Hi,
I am trying to load data into elastic search using logstash, but loading time is not up to the mark.
I have file size of around 5GB and having 30 million records. its taking around 12 min to insert into elasticsearch. I am running elastic search on 5 docker instance each having 16 cores and 64 GB of RAM.
following is my logstash config file:
input {
file {
path => "/logstashdata/output.json"
codec => "json"
start_position => "beginning"
sincedb_path => "/dev/null"
mode => "read"
}
}
output {
elasticsearch {
hosts => ["es01:9200","es02:9200","es03:9200"]
index => "testindex_1"
}
}
I have no filter to apply, and just pushing the raw json records to elasticsearch.
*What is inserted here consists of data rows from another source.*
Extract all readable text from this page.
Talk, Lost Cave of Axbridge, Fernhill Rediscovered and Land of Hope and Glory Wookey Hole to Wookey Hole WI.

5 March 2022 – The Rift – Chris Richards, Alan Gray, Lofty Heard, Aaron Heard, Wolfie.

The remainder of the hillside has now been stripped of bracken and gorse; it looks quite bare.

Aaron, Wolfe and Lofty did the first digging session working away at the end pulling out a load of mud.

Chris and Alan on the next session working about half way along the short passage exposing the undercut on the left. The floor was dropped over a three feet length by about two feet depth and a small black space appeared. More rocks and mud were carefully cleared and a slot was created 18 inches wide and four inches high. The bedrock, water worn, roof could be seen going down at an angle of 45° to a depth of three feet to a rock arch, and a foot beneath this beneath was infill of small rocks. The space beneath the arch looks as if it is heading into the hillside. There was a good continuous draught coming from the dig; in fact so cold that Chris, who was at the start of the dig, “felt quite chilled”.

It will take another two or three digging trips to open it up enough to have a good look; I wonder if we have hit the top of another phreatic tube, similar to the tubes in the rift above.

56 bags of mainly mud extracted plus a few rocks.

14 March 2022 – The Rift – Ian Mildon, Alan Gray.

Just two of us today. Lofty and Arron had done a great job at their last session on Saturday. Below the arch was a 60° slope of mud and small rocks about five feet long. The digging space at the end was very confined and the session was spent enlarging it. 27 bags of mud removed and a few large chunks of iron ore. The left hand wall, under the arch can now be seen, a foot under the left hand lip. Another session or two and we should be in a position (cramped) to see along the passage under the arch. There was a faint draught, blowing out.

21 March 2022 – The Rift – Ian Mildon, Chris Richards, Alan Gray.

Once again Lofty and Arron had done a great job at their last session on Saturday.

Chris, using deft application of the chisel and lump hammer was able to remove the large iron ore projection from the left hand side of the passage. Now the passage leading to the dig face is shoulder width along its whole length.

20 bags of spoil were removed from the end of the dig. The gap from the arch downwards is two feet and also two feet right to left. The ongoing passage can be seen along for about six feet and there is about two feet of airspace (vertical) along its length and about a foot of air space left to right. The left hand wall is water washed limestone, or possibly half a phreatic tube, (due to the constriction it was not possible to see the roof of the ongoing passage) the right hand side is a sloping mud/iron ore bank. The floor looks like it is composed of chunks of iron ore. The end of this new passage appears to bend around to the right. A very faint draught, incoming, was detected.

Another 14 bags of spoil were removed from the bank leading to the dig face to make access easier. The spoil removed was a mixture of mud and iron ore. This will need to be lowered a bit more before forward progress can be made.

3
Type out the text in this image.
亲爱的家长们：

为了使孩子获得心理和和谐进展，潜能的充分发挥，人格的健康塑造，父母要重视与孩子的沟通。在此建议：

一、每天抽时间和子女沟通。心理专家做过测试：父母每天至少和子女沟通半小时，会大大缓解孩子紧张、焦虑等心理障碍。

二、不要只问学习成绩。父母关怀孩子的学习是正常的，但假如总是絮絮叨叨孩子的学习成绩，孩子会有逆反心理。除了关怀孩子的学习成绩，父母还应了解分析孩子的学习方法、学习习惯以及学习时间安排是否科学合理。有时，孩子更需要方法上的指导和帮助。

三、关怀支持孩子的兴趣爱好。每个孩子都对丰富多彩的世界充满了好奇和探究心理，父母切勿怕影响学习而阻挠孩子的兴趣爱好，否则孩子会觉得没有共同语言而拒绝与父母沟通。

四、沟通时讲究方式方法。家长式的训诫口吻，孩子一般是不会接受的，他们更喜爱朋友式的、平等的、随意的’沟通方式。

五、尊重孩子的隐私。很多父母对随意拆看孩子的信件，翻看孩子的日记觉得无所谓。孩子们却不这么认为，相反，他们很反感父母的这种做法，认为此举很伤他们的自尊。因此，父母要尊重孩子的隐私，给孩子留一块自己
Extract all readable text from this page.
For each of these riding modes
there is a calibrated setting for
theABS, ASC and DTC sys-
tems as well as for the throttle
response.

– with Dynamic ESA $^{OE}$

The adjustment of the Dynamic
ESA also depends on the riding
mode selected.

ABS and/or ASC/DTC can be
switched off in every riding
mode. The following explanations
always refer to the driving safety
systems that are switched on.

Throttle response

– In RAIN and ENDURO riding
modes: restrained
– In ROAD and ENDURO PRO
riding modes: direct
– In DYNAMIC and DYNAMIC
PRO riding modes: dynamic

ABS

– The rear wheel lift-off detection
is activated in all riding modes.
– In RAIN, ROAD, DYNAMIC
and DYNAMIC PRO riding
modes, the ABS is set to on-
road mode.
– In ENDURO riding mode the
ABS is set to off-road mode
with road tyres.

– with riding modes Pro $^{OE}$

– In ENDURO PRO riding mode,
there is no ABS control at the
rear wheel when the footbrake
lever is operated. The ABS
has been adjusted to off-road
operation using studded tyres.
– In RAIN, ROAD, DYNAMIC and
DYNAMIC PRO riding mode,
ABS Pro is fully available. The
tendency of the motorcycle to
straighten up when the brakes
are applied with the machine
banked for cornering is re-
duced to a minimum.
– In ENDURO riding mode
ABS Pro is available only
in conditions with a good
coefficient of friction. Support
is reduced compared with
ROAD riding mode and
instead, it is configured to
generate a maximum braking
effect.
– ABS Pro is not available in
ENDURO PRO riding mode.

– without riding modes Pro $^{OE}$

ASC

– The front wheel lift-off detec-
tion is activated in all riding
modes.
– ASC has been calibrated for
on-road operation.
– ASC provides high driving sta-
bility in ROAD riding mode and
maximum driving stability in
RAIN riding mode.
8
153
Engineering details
each elastic host is running with java heap config:
"ES_JAVA_OPTS=-Xms32g -Xmx32g"
and for logstash is having:
LS_JAVA_OPTS: "-Xmx16g -Xms16g"
LS_OPTS: "-w 10"
i need one file data in one index and i have multiple number( around 20 at one time instant) of log files, which needs to be pushed to elastic search.
for one 5 GB of file its taking around 12min to insert and if i give 4 parallel different pipeline conf to logstash then it takes around 22 min to insert all.
I tried increasing elastic instances, heap memory of both elastic and logstash but not able to reduce the time.
Please help what should be done to the reduce the ingestion time. does it require more hardware upgrade or any config changes.
and if there is any way to run multiple logstash having file as input plugin.